Google Teams With Adobe To Fix Chrome Battery Life By Automatically Pausing Flash Content

Google and Adobe have collaborated to bring a new feature to its Chrome desktop to reduce the Chrome’s battery utilization by eliminating the unnecessary Flash content which used to play automatically earlier. This feature will help cut down the battery usage for those who are doing some heavy browsing on laptops. Here’s how Google reported it:

“When you’re on a webpage that runs Flash, we’ll intelligently pause the content that isn’t central to the web page, while keeping the central content playing without interruption. If we accidentally pause something you were interested in, you can just click it to resume playback. This update significantly reduces power consumption, allowing you to surf the web longer before having to hunt for a power outlet.”

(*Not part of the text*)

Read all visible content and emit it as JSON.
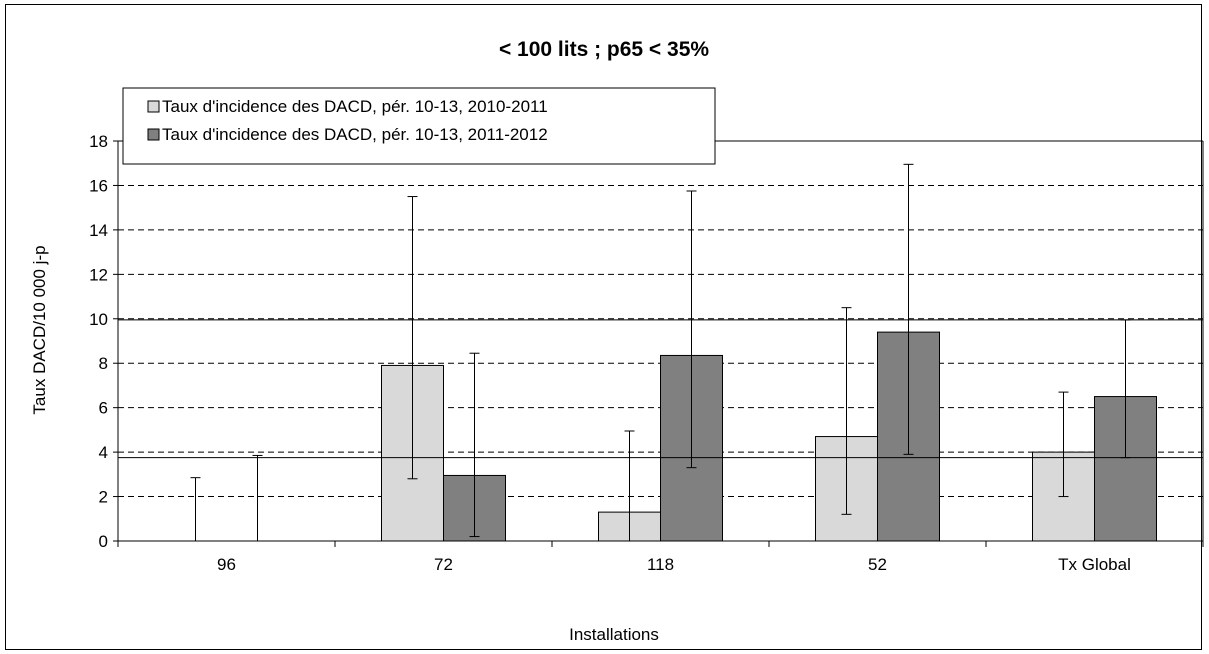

In Chrome Beta for the desktop, this feature is enabled by default now. But soon, Google will be rolling it out to everyone else on Chrome desktop by September. If we want to enable this feature manually, we have to go into Chrome settings and then select detect and run important plug-in content.

Google Chrome which has a reputation for draining our battery fast relative to other browsers could be helped by these updates. Tommy Lee, a power conservationist and software engineer at Google, told that this feature is aimed at allowing users to surf the web for long duration before they have to search for a power outlet.

This is good news for users, but it is also a bad news for advertisers who completely depended on flash advertisements. But it’s not finished for them because Google’s Ad Words service will soon allow advertisers to convert existing and upcoming flash campaigns into HTML5.

Mobile advertising efforts will also be helped by this new feature since none of the leading mobile platforms feature native support for Flash, so any advertisements made in Flash will be blocked from a growing percentage of web traffic. On the other hand HTML5 advertisements will run across devices.